Tumor-related lipid exudation (TRLE) is an infrequent but known complication after iodine-125 plaque brachytherapy treatment of uveal melanoma. To our knowledge, no studies or reports have been conducted on treatment strategies and clinical course in TRLE. Here, we report the successful anatomic resolution of a case of severe TRLE with conservative therapy.
Methods and Patient
We performed a detailed chart and imaging review for a single patient who developed tumor-related lipid exudation more than 1.5 years after receiving radiation brachytherapy for her posterior uveal melanoma. The initial presentation, diagnostic studies, management, and clinical course are discussed.
A 50-year-old Caucasian woman received iodine-125 plaque brachytherapy for a posterior uveal melanoma. She developed worsening peripheral vision and an exudative retinal detachment 19 months after radiotherapy and the diagnosis of TRLE was confirmed with optical coherence tomography and fundus examination. Treatment initially consisted of systemic corticosteroid therapy but was further supplemented with monthly injections of intravitreal anti-vascular endothelial growth factor, multiple sessions of focal laser photocoagulation, and intravitreal corticosteroid injection. By post-radiotherapy month 33, the patient achieved stabilization of her visual acuity and significant anatomic improvement as confirmed by imaging studies.

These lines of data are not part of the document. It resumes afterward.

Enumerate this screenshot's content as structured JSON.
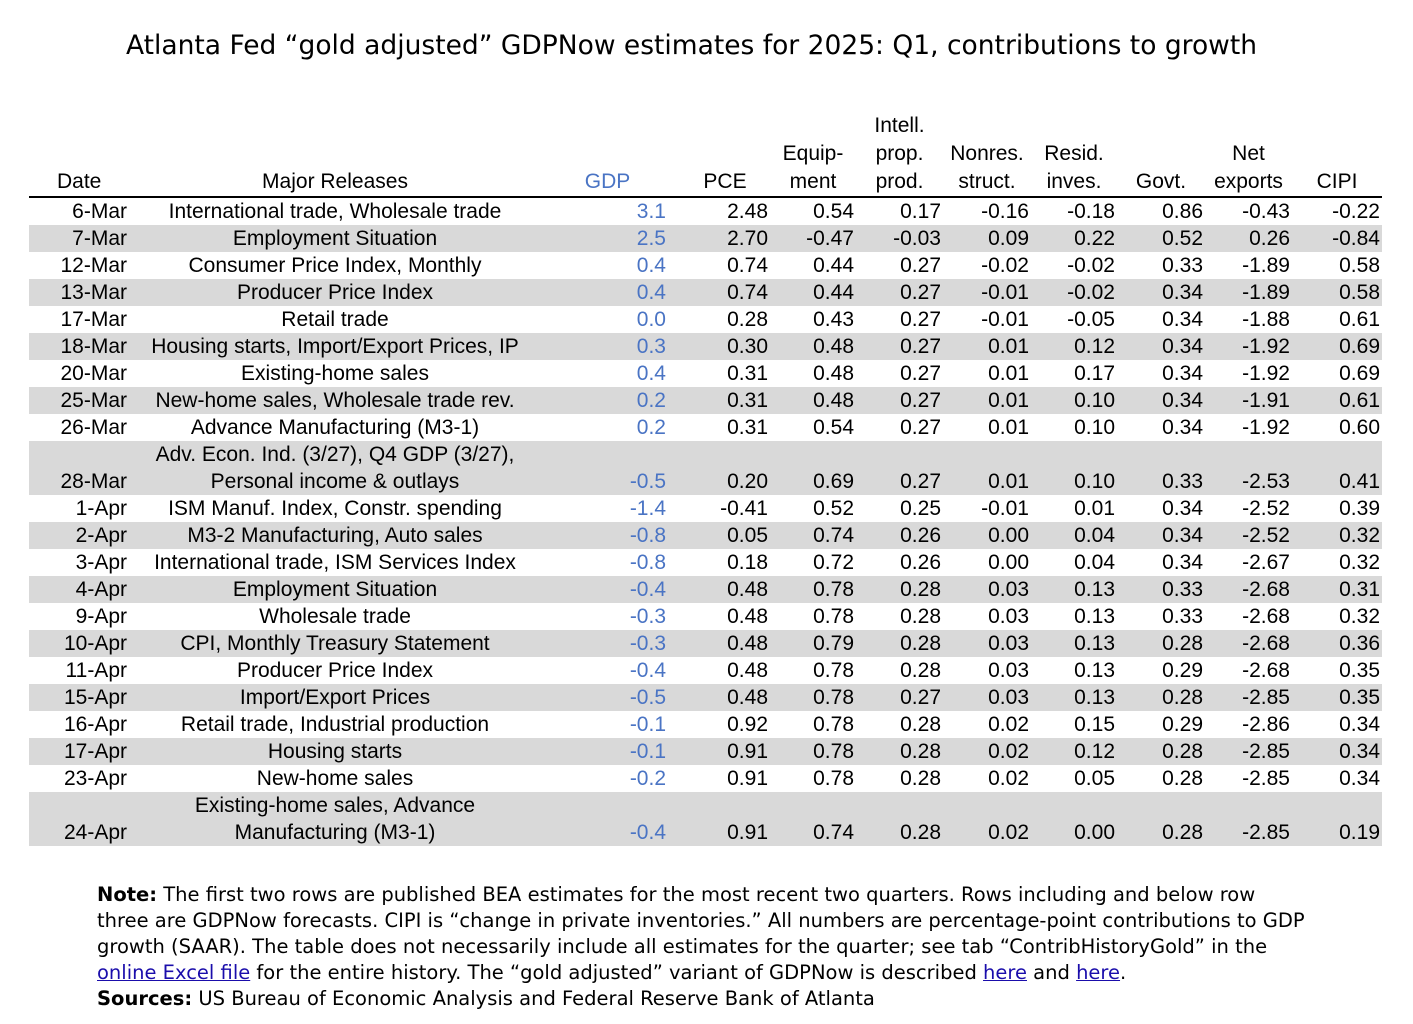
{
  "title": "Atlanta Fed “gold adjusted” GDPNow estimates for 2025: Q1, contributions to growth",
  "columns": {
    "date": "Date",
    "releases": "Major Releases",
    "gdp": "GDP",
    "pce": "PCE",
    "equip_1": "Equip-",
    "equip_2": "ment",
    "intell_1": "Intell.",
    "intell_2": "prop.",
    "intell_3": "prod.",
    "nonres_1": "Nonres.",
    "nonres_2": "struct.",
    "resid_1": "Resid.",
    "resid_2": "inves.",
    "govt": "Govt.",
    "net_1": "Net",
    "net_2": "exports",
    "cipi": "CIPI"
  },
  "rows": [
    {
      "date": "6-Mar",
      "release": "International trade, Wholesale trade",
      "gdp": "3.1",
      "pce": "2.48",
      "equip": "0.54",
      "ipp": "0.17",
      "nonres": "-0.16",
      "resid": "-0.18",
      "govt": "0.86",
      "netx": "-0.43",
      "cipi": "-0.22"
    },
    {
      "date": "7-Mar",
      "release": "Employment Situation",
      "gdp": "2.5",
      "pce": "2.70",
      "equip": "-0.47",
      "ipp": "-0.03",
      "nonres": "0.09",
      "resid": "0.22",
      "govt": "0.52",
      "netx": "0.26",
      "cipi": "-0.84"
    },
    {
      "date": "12-Mar",
      "release": "Consumer Price Index, Monthly",
      "gdp": "0.4",
      "pce": "0.74",
      "equip": "0.44",
      "ipp": "0.27",
      "nonres": "-0.02",
      "resid": "-0.02",
      "govt": "0.33",
      "netx": "-1.89",
      "cipi": "0.58"
    },
    {
      "date": "13-Mar",
      "release": "Producer Price Index",
      "gdp": "0.4",
      "pce": "0.74",
      "equip": "0.44",
      "ipp": "0.27",
      "nonres": "-0.01",
      "resid": "-0.02",
      "govt": "0.34",
      "netx": "-1.89",
      "cipi": "0.58"
    },
    {
      "date": "17-Mar",
      "release": "Retail trade",
      "gdp": "0.0",
      "pce": "0.28",
      "equip": "0.43",
      "ipp": "0.27",
      "nonres": "-0.01",
      "resid": "-0.05",
      "govt": "0.34",
      "netx": "-1.88",
      "cipi": "0.61"
    },
    {
      "date": "18-Mar",
      "release": "Housing starts, Import/Export Prices, IP",
      "gdp": "0.3",
      "pce": "0.30",
      "equip": "0.48",
      "ipp": "0.27",
      "nonres": "0.01",
      "resid": "0.12",
      "govt": "0.34",
      "netx": "-1.92",
      "cipi": "0.69"
    },
    {
      "date": "20-Mar",
      "release": "Existing-home sales",
      "gdp": "0.4",
      "pce": "0.31",
      "equip": "0.48",
      "ipp": "0.27",
      "nonres": "0.01",
      "resid": "0.17",
      "govt": "0.34",
      "netx": "-1.92",
      "cipi": "0.69"
    },
    {
      "date": "25-Mar",
      "release": "New-home sales, Wholesale trade rev.",
      "gdp": "0.2",
      "pce": "0.31",
      "equip": "0.48",
      "ipp": "0.27",
      "nonres": "0.01",
      "resid": "0.10",
      "govt": "0.34",
      "netx": "-1.91",
      "cipi": "0.61"
    },
    {
      "date": "26-Mar",
      "release": "Advance Manufacturing (M3-1)",
      "gdp": "0.2",
      "pce": "0.31",
      "equip": "0.54",
      "ipp": "0.27",
      "nonres": "0.01",
      "resid": "0.10",
      "govt": "0.34",
      "netx": "-1.92",
      "cipi": "0.60"
    },
    {
      "date": "28-Mar",
      "release": "Adv. Econ. Ind. (3/27), Q4 GDP (3/27),",
      "release2": "Personal income & outlays",
      "gdp": "-0.5",
      "pce": "0.20",
      "equip": "0.69",
      "ipp": "0.27",
      "nonres": "0.01",
      "resid": "0.10",
      "govt": "0.33",
      "netx": "-2.53",
      "cipi": "0.41"
    },
    {
      "date": "1-Apr",
      "release": "ISM Manuf. Index, Constr. spending",
      "gdp": "-1.4",
      "pce": "-0.41",
      "equip": "0.52",
      "ipp": "0.25",
      "nonres": "-0.01",
      "resid": "0.01",
      "govt": "0.34",
      "netx": "-2.52",
      "cipi": "0.39"
    },
    {
      "date": "2-Apr",
      "release": "M3-2 Manufacturing, Auto sales",
      "gdp": "-0.8",
      "pce": "0.05",
      "equip": "0.74",
      "ipp": "0.26",
      "nonres": "0.00",
      "resid": "0.04",
      "govt": "0.34",
      "netx": "-2.52",
      "cipi": "0.32"
    },
    {
      "date": "3-Apr",
      "release": "International trade, ISM Services Index",
      "gdp": "-0.8",
      "pce": "0.18",
      "equip": "0.72",
      "ipp": "0.26",
      "nonres": "0.00",
      "resid": "0.04",
      "govt": "0.34",
      "netx": "-2.67",
      "cipi": "0.32"
    },
    {
      "date": "4-Apr",
      "release": "Employment Situation",
      "gdp": "-0.4",
      "pce": "0.48",
      "equip": "0.78",
      "ipp": "0.28",
      "nonres": "0.03",
      "resid": "0.13",
      "govt": "0.33",
      "netx": "-2.68",
      "cipi": "0.31"
    },
    {
      "date": "9-Apr",
      "release": "Wholesale trade",
      "gdp": "-0.3",
      "pce": "0.48",
      "equip": "0.78",
      "ipp": "0.28",
      "nonres": "0.03",
      "resid": "0.13",
      "govt": "0.33",
      "netx": "-2.68",
      "cipi": "0.32"
    },
    {
      "date": "10-Apr",
      "release": "CPI, Monthly Treasury Statement",
      "gdp": "-0.3",
      "pce": "0.48",
      "equip": "0.79",
      "ipp": "0.28",
      "nonres": "0.03",
      "resid": "0.13",
      "govt": "0.28",
      "netx": "-2.68",
      "cipi": "0.36"
    },
    {
      "date": "11-Apr",
      "release": "Producer Price Index",
      "gdp": "-0.4",
      "pce": "0.48",
      "equip": "0.78",
      "ipp": "0.28",
      "nonres": "0.03",
      "resid": "0.13",
      "govt": "0.29",
      "netx": "-2.68",
      "cipi": "0.35"
    },
    {
      "date": "15-Apr",
      "release": "Import/Export Prices",
      "gdp": "-0.5",
      "pce": "0.48",
      "equip": "0.78",
      "ipp": "0.27",
      "nonres": "0.03",
      "resid": "0.13",
      "govt": "0.28",
      "netx": "-2.85",
      "cipi": "0.35"
    },
    {
      "date": "16-Apr",
      "release": "Retail trade, Industrial production",
      "gdp": "-0.1",
      "pce": "0.92",
      "equip": "0.78",
      "ipp": "0.28",
      "nonres": "0.02",
      "resid": "0.15",
      "govt": "0.29",
      "netx": "-2.86",
      "cipi": "0.34"
    },
    {
      "date": "17-Apr",
      "release": "Housing starts",
      "gdp": "-0.1",
      "pce": "0.91",
      "equip": "0.78",
      "ipp": "0.28",
      "nonres": "0.02",
      "resid": "0.12",
      "govt": "0.28",
      "netx": "-2.85",
      "cipi": "0.34"
    },
    {
      "date": "23-Apr",
      "release": "New-home sales",
      "gdp": "-0.2",
      "pce": "0.91",
      "equip": "0.78",
      "ipp": "0.28",
      "nonres": "0.02",
      "resid": "0.05",
      "govt": "0.28",
      "netx": "-2.85",
      "cipi": "0.34"
    },
    {
      "date": "24-Apr",
      "release": "Existing-home sales, Advance",
      "release2": "Manufacturing (M3-1)",
      "gdp": "-0.4",
      "pce": "0.91",
      "equip": "0.74",
      "ipp": "0.28",
      "nonres": "0.02",
      "resid": "0.00",
      "govt": "0.28",
      "netx": "-2.85",
      "cipi": "0.19"
    }
  ],
  "note": {
    "label": "Note:",
    "text1": " The first two rows are published BEA estimates for the most recent two quarters. Rows including and below row three are GDPNow forecasts. CIPI is “change in private inventories.” All numbers are percentage-point contributions to GDP growth (SAAR). The table does not necessarily include all estimates for the quarter; see tab “ContribHistoryGold” in the ",
    "link1": "online Excel file",
    "text2": " for the entire history. The “gold adjusted” variant of GDPNow is described ",
    "link2": "here",
    "text3": " and ",
    "link3": "here",
    "text4": "."
  },
  "sources": {
    "label": "Sources:",
    "text": " US Bureau of Economic Analysis and Federal Reserve Bank of Atlanta"
  },
  "colors": {
    "gdp_text": "#4a74c4",
    "row_shade": "#d9d9d9",
    "link": "#1a0dab"
  }
}
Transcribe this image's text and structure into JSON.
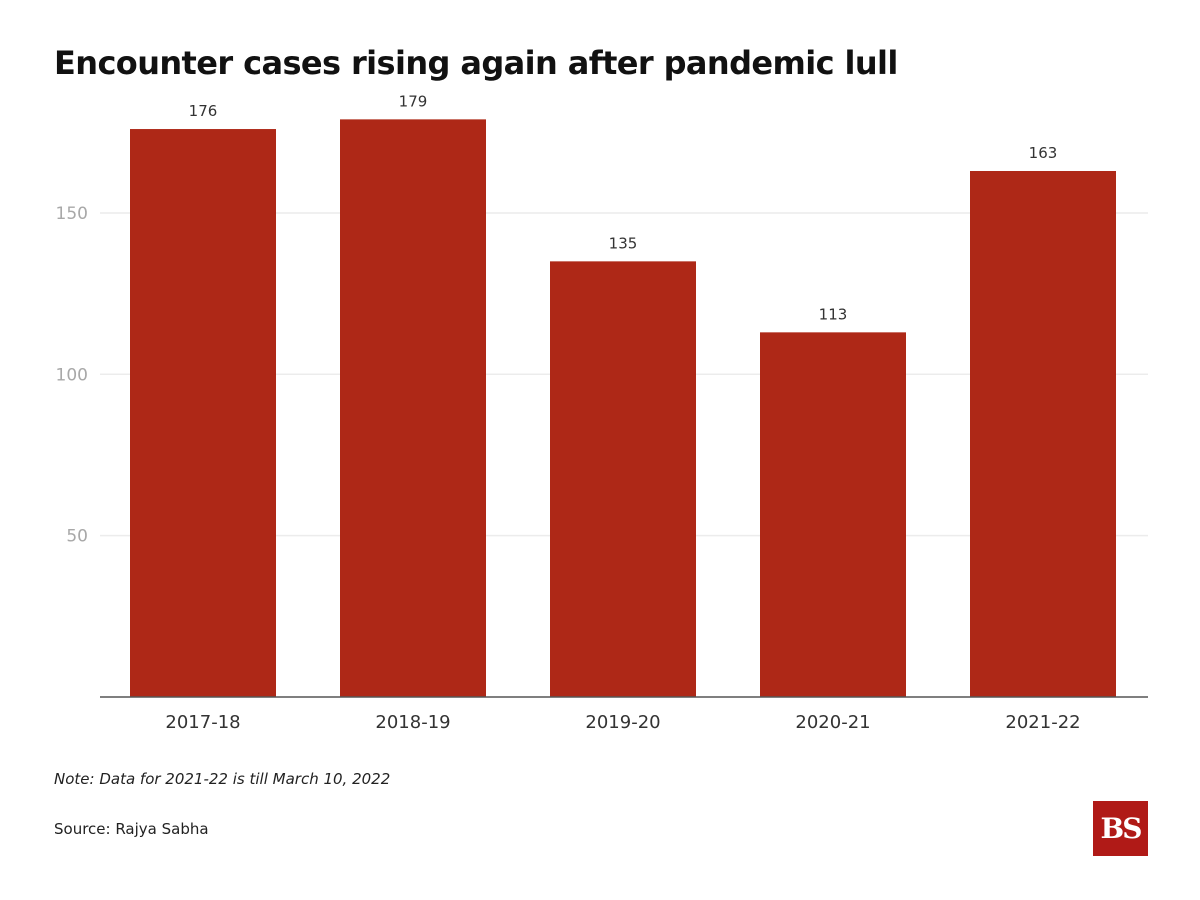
{
  "chart_data": {
    "type": "bar",
    "title": "Encounter cases rising again after pandemic lull",
    "categories": [
      "2017-18",
      "2018-19",
      "2019-20",
      "2020-21",
      "2021-22"
    ],
    "values": [
      176,
      179,
      135,
      113,
      163
    ],
    "data_labels": [
      "176",
      "179",
      "135",
      "113",
      "163"
    ],
    "yticks": [
      50,
      100,
      150
    ],
    "ylim": [
      0,
      185
    ],
    "xlabel": "",
    "ylabel": "",
    "grid": true,
    "bar_color": "#ae2817",
    "note": "Note: Data for 2021-22 is till March 10, 2022",
    "source": "Source: Rajya Sabha"
  },
  "brand": {
    "logo_text": "BS",
    "logo_color": "#b01a17"
  }
}
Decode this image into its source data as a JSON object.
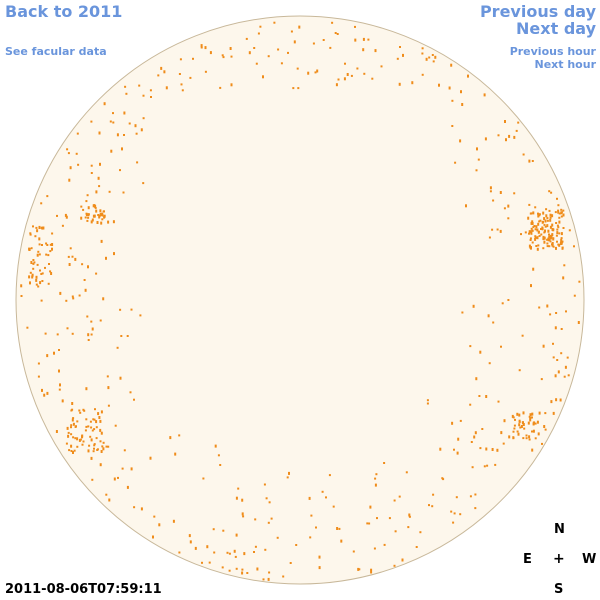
{
  "nav": {
    "back": "Back to 2011",
    "facular": "See facular data",
    "previous_day": "Previous day",
    "next_day": "Next day",
    "previous_hour": "Previous hour",
    "next_hour": "Next hour"
  },
  "compass": {
    "north": "N",
    "east": "E",
    "center": "+",
    "west": "W",
    "south": "S"
  },
  "timestamp": "2011-08-06T07:59:11",
  "colors": {
    "disk": "#fdf7ec",
    "disk_edge": "#c8b89a",
    "marker": "#ef8c1a",
    "link": "#6a95dc"
  }
}
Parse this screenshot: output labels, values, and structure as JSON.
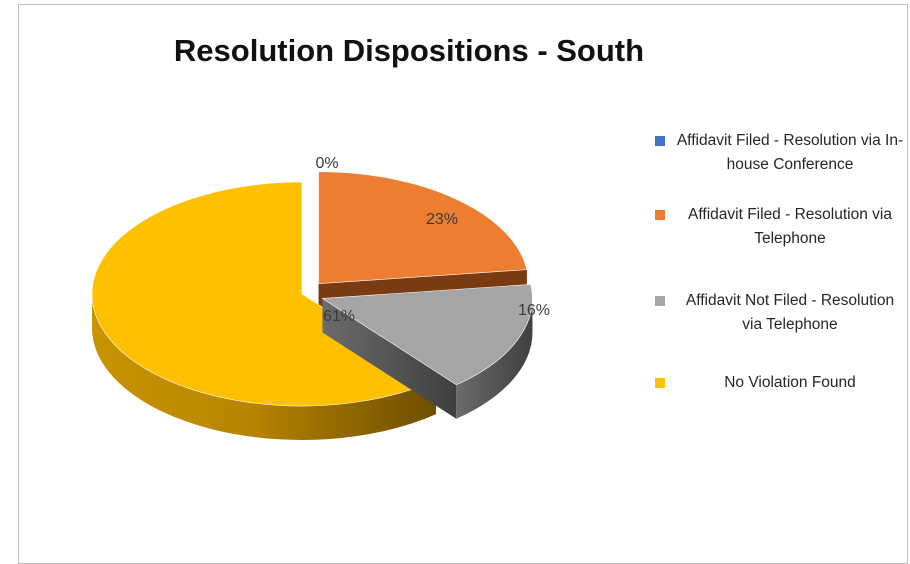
{
  "chart_data": {
    "type": "pie",
    "title": "Resolution Dispositions - South",
    "categories": [
      "Affidavit Filed - Resolution via In-house Conference",
      "Affidavit Filed - Resolution via Telephone",
      "Affidavit Not Filed - Resolution via Telephone",
      "No Violation Found"
    ],
    "values": [
      0,
      23,
      16,
      61
    ],
    "data_labels": [
      "0%",
      "23%",
      "16%",
      "61%"
    ],
    "colors": [
      "#4472C4",
      "#ED7D31",
      "#A5A5A5",
      "#FFC000"
    ],
    "legend_position": "right",
    "style": "3D exploded pie"
  }
}
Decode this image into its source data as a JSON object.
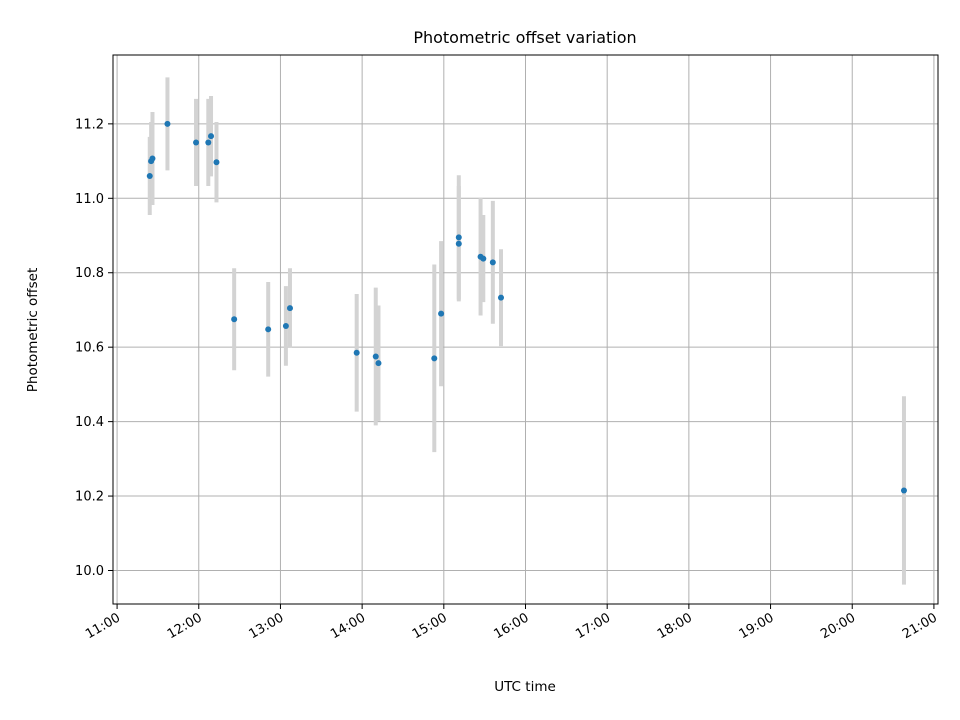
{
  "chart_data": {
    "type": "scatter",
    "title": "Photometric offset variation",
    "xlabel": "UTC time",
    "ylabel": "Photometric offset",
    "grid": true,
    "colors": {
      "marker": "#1f77b4",
      "errorbar": "#d3d3d3",
      "grid": "#b0b0b0"
    },
    "x_ticks": [
      "11:00",
      "12:00",
      "13:00",
      "14:00",
      "15:00",
      "16:00",
      "17:00",
      "18:00",
      "19:00",
      "20:00",
      "21:00"
    ],
    "y_ticks": [
      "10.0",
      "10.2",
      "10.4",
      "10.6",
      "10.8",
      "11.0",
      "11.2"
    ],
    "xlim": [
      "10:57",
      "21:03"
    ],
    "ylim": [
      9.91,
      11.385
    ],
    "series": [
      {
        "points": [
          {
            "x": "11:24",
            "y": 11.06,
            "err": 0.105
          },
          {
            "x": "11:25",
            "y": 11.1,
            "err": 0.105
          },
          {
            "x": "11:26",
            "y": 11.107,
            "err": 0.125
          },
          {
            "x": "11:37",
            "y": 11.2,
            "err": 0.125
          },
          {
            "x": "11:58",
            "y": 11.15,
            "err": 0.117
          },
          {
            "x": "12:07",
            "y": 11.15,
            "err": 0.117
          },
          {
            "x": "12:09",
            "y": 11.167,
            "err": 0.108
          },
          {
            "x": "12:13",
            "y": 11.097,
            "err": 0.108
          },
          {
            "x": "12:26",
            "y": 10.675,
            "err": 0.137
          },
          {
            "x": "12:51",
            "y": 10.648,
            "err": 0.127
          },
          {
            "x": "13:04",
            "y": 10.657,
            "err": 0.107
          },
          {
            "x": "13:07",
            "y": 10.705,
            "err": 0.107
          },
          {
            "x": "13:56",
            "y": 10.585,
            "err": 0.158
          },
          {
            "x": "14:10",
            "y": 10.575,
            "err": 0.185
          },
          {
            "x": "14:12",
            "y": 10.557,
            "err": 0.155
          },
          {
            "x": "14:53",
            "y": 10.57,
            "err": 0.252
          },
          {
            "x": "14:58",
            "y": 10.69,
            "err": 0.195
          },
          {
            "x": "15:11",
            "y": 10.878,
            "err": 0.155
          },
          {
            "x": "15:11",
            "y": 10.895,
            "err": 0.167
          },
          {
            "x": "15:27",
            "y": 10.843,
            "err": 0.158
          },
          {
            "x": "15:29",
            "y": 10.838,
            "err": 0.117
          },
          {
            "x": "15:36",
            "y": 10.828,
            "err": 0.165
          },
          {
            "x": "15:42",
            "y": 10.733,
            "err": 0.13
          },
          {
            "x": "20:38",
            "y": 10.215,
            "err": 0.253
          }
        ]
      }
    ]
  }
}
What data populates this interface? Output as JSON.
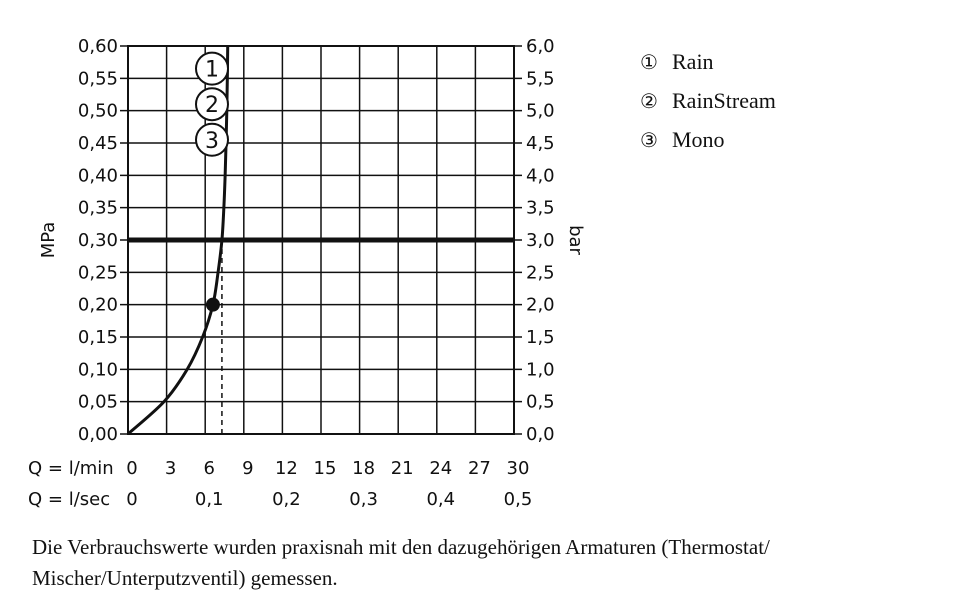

Given the poor visual prognosis in patients with TRLE, a conservative approach to treatment in these patients may be appropriate. Future prospective studies with a larger number of cases should be performed to investigate the efficacy of non-surgical intervention in these patients.
We report a case of TRLE following brachytherapy treatment of a uveal melanoma. The patient was successfully treated conservatively with corticosteroids, anti-VEGF injections, and photocoagulation. Treatment outcomes have yet to be reported in this patient population.